En tout cas, le paysage politique marocain a grandement besoin d’un renouveau et d’un rajeunissement de son leadership. Rappelons que même si les jeunes de Genz212 semblent conquis par les idées de gauche, le mouvement reste hétéroclite, comprenant une part non négligeable de nationalistes, qu’on appelle plus communément les Moorish.
Créer un nouveau parti peut être un parcours long et semé d’embûches
Abdelhakim Karman œuvre depuis près de deux ans à créer un nouveau parti : l’Alternative sociale et démocratique. Nommé en tant que coordinateur de l’instance nationale constitutive, il s’apprête à soumettre le dossier juridique de constitution du parti.
Sollicité par Médias24, il témoigne de la difficulté de ce parcours du combattant. La création des partis au Maroc est régie par la loi 29-11 qui exige « au moins 300 membres fondateurs représentant au minimum la moitié des régions du Royaume, ce qui implique une couverture nationale difficile à atteindre pour une formation émergente ». L’obligation de déclarer leurs noms, professions, adresses et numéros de carte d’identité est d’après lui un processus lourd et contraignant.
Le dossier à soumettre doit contenir toute la paperasse exigée. Le ministère dispose d’un délai de 60 jours pour examiner la conformité du dossier. Concrètement, cette phase est souvent longue et compliquée. Le refus peut être motivé par des raisons administratives, formelles ou politiques.
« Le parti ne peut être fondé sur une base religieuse, linguistique, ethnique, régionale ou contraire à l’unité nationale. Cette exigence, bien que légitime, laisse une marge d’interprétation très large à l’administration pour juger du caractère “conforme” ou non du projet », estime Abdelhakim Karman.

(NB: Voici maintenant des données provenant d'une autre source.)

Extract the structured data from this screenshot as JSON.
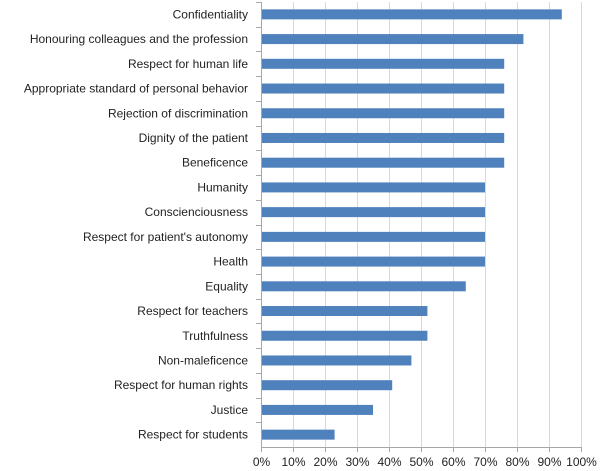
{
  "chart_data": {
    "type": "bar",
    "orientation": "horizontal",
    "title": "",
    "xlabel": "",
    "ylabel": "",
    "xlim": [
      0,
      100
    ],
    "grid": true,
    "legend": "none",
    "bar_color": "#4f81bd",
    "categories": [
      "Confidentiality",
      "Honouring colleagues and the profession",
      "Respect for human life",
      "Appropriate standard of personal behavior",
      "Rejection of discrimination",
      "Dignity of the patient",
      "Beneficence",
      "Humanity",
      "Conscienciousness",
      "Respect for patient's autonomy",
      "Health",
      "Equality",
      "Respect for teachers",
      "Truthfulness",
      "Non-maleficence",
      "Respect for human rights",
      "Justice",
      "Respect for students"
    ],
    "values": [
      94,
      82,
      76,
      76,
      76,
      76,
      76,
      70,
      70,
      70,
      70,
      64,
      52,
      52,
      47,
      41,
      35,
      23
    ],
    "x_ticks": [
      "0%",
      "10%",
      "20%",
      "30%",
      "40%",
      "50%",
      "60%",
      "70%",
      "80%",
      "90%",
      "100%"
    ]
  }
}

« L’autorité administrative dispose d’un pouvoir d’appréciation considérable dans l’octroi ou le refus du récépissé définitif. Le processus de reconnaissance peut être retardé, suspendu ou refusé sans véritable voie de recours rapide », ajoute-t-il.

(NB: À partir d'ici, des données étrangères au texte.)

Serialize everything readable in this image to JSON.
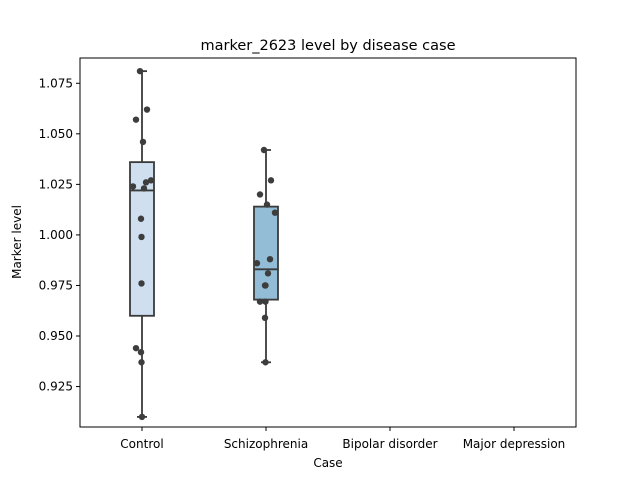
{
  "chart_data": {
    "type": "box",
    "title": "marker_2623 level by disease case",
    "xlabel": "Case",
    "ylabel": "Marker level",
    "categories": [
      "Control",
      "Schizophrenia",
      "Bipolar disorder",
      "Major depression"
    ],
    "ylim": [
      0.905,
      1.0875
    ],
    "yticks": [
      0.925,
      0.95,
      0.975,
      1.0,
      1.025,
      1.05,
      1.075
    ],
    "ytick_labels": [
      "0.925",
      "0.950",
      "0.975",
      "1.000",
      "1.025",
      "1.050",
      "1.075"
    ],
    "grid": false,
    "boxes": [
      {
        "category": "Control",
        "whisker_low": 0.91,
        "q1": 0.96,
        "median": 1.022,
        "q3": 1.036,
        "whisker_high": 1.081,
        "fill": "#cfdff0",
        "points": [
          1.081,
          1.062,
          1.057,
          1.046,
          1.027,
          1.026,
          1.024,
          1.023,
          1.008,
          0.999,
          0.976,
          0.944,
          0.942,
          0.937,
          0.91
        ]
      },
      {
        "category": "Schizophrenia",
        "whisker_low": 0.937,
        "q1": 0.968,
        "median": 0.983,
        "q3": 1.014,
        "whisker_high": 1.042,
        "fill": "#93bdd6",
        "points": [
          1.042,
          1.027,
          1.02,
          1.015,
          1.011,
          0.988,
          0.986,
          0.981,
          0.975,
          0.975,
          0.967,
          0.967,
          0.959,
          0.937
        ]
      },
      {
        "category": "Bipolar disorder",
        "points": []
      },
      {
        "category": "Major depression",
        "points": []
      }
    ]
  }
}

D’après lui, pour faire face à la saturation apparente du paysage politique marocain, « la loi n°29-11 vise implicitement à rationaliser le champ politique, décourageant la multiplication des petites formations ». D’autant plus que les nouveaux partis ne bénéficient pas immédiatement des subventions publiques, « il faut d’abord participer à des élections et obtenir un seuil minimal de voix ».
Enfin, Abdelhakim Karman se montre confiant dans la capacité du projet politique qu’il mène à s’ancrer dans la vie politique au Maroc : « Notre parti, l’ASD, est un projet inédit sous plusieurs aspects : une offre politique novatrice, le premier parti numérique, une originalité organisationnelle, et le premier parti social-démocrate royaliste, typiquement marocain ». Nous avons réussi cette mission au cours des deux années écoulées, à travers un travail ardu sur tous tes plans, et cela a fait que notre nouveau parti est bien visible voire même apprécié et attractif aux yeux des citoyens de tout bord, à travers le territoire Marocain et ses échos ont eu bonne presse aux yeux des marocains du monde ».